Interviewdurchführung
Die Durchführung fand in vier Fällen in Räumen der EBC Hochschule Hamburg statt. 19 weitere Befragungen fanden vor Ort in den Räumen der jeweiligen Unternehmen statt. Zwei Interviews fanden telefonisch statt, eines davon mit einem nicht deutschen Experten für Compliance-Management. Die Interviews dauerten i. d. R. 60-90 Minuten, also z. T. deutlich länger als geplant und vorab an die Interviewpartner kommuniziert. Dies kann auf ein großes Interesse am Thema zurückgeführt werden, da es häufig nach den Interviews noch zu einem ausführlichen informellen Austausch kam. Insgesamt waren der Empfang vor Ort sowie die folgenden Gespräche von großer Offenheit geprägt, was sich vermutlich positiv auf die Informationsmenge und -güte auswirkte. Die Interviews wurden handschriftlich während des Inter-views protokolliert. Diese Protokolle wurden i. d. R. direkt nach der Durchführung transkribiert und aus dem Gedächtnis ergänzt (wegen des Verzichts auf eine Audio-Aufzeichnung). Dazu wurde nach vorheriger Absprache häufig ein separater Raum des jeweiligen Unternehmens aufgesucht. In einer späteren Phase wurden Kategorien gebildet, dies geschah z. T. theorie-geleitet (s. u.).

 

Stichprobe und Branchen
23 von 25 Personen waren Fachexperten des Compliance-Managements mit entsprechen-der (Teil-) Funktion in Unternehmen oder einschlägiger Hochschul- und Beratungsexpertise. Eine Person fungierte als Interims-Manager mit starken Berührungen zum Compliance-Management, ein weiterer Interviewpartner arbeitete als Berater im Bereich Risiko-Management/Forensik. Aktuell oder bis vor kurzem operativ in Unternehmen tätig waren 18 Personen. Insgesamt wurden unterschiedliche Funktionsbezeichnungen verwendet, beispielsweise Chief Compliance Officer, Head of Legal, Leiter Revision etc. Die Berufserfahrung betrug in allen Fällen mehr als 15 Jahre. Es fanden sich z. T. erhebliche Unterschiede im Zugang zur Tätigkeit, i. d. R. waren es jedoch betriebswirtschaftliche oder juristische Zugänge (ausführlicher in Kapitel 3.1).

 

Die Interviewpartner waren mehrheitlich Männer (22 von 25), 19 Personen hatten oder ha-ben Führungsverantwortung, 3 Personen hatten oder haben keine Führungsverantwortung, keine Angaben dazu lagen bei 3 Personen vor. Hier kann also von einer Führungskräfte-Befragung gesprochen werden. 2 Personen hatten ein bis zwei Jahre Führungserfahrung, 6 Personen drei bis fünf Jahre, 5 Personen sechs bis zehn Jahre und 5 Personen hatten mehr als zehn Jahre Führungserfahrung (Rest ohne Führungserfahrung oder keine Angaben). Für die Anzahl der Mitarbeiter ergab sich folgendes Bild: 9 Interviewpartner hatten Verantwortung für weniger als fünf Mitarbeiter, 7 für sechs bis zehn und 2 für mehr als zwanzig Mitarbeiter (Rest ohne Führungsaufgabe oder keine Angaben).

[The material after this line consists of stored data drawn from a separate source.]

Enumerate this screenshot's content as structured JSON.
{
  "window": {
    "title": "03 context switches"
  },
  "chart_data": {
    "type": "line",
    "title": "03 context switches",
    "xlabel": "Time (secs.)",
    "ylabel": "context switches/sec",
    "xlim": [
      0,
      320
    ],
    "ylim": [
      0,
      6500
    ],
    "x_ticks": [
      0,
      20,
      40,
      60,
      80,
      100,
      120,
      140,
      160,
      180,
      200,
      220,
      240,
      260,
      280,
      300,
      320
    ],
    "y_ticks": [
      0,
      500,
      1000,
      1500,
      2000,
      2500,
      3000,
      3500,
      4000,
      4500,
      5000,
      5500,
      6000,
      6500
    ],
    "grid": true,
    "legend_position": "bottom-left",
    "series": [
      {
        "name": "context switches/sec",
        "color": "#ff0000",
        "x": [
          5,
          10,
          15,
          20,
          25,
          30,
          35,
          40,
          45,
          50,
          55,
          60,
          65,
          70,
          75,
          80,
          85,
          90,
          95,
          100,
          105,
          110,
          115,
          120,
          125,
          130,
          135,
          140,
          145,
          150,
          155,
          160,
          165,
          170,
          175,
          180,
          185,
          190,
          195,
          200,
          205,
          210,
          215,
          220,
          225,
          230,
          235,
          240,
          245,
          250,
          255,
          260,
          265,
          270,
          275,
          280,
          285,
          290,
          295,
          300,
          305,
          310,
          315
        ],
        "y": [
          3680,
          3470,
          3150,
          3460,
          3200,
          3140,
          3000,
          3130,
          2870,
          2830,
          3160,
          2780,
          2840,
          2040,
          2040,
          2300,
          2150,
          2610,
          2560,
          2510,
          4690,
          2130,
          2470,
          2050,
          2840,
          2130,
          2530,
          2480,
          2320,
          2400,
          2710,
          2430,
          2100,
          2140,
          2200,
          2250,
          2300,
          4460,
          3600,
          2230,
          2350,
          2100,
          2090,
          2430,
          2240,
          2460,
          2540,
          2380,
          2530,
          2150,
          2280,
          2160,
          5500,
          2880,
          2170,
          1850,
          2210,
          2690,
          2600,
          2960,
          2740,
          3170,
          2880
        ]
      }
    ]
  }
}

Die vertretenen Branchenhintergründe waren sehr unterschiedlich, sie reichten von Handelsunternehmen bis hin zu Banken, Beratungsunternehmen sowie Unternehmen der Schwer- und Elektroindustrie.

 

Kategorienbildung
Die Ermittlung zentraler Kategorien erfolgte gemäß gegebener Standards der qualitativen Forschung (Mayer, 2013; Mayring, 2010; Helfferich, 2005). Ein Teilbereich der Auswertung bestand in einer theoriebasierten Kategorisierung und der entsprechenden inhaltlichen Zuordnung ausgewählter Aussagen der 25 Expertinnen und Experten (Great-Eight-Ansatz; Baron, Bartram & Kurz, 2003). Die Aussagen wurden acht überfachlichen Kompetenzen zugewiesen, die in Kapitel 3.2.2 weiter erläutert werden. Damit ist das Kriterium der deduktiven Kategoriendefinition erfüllt (Mayring, 2015, S. 85).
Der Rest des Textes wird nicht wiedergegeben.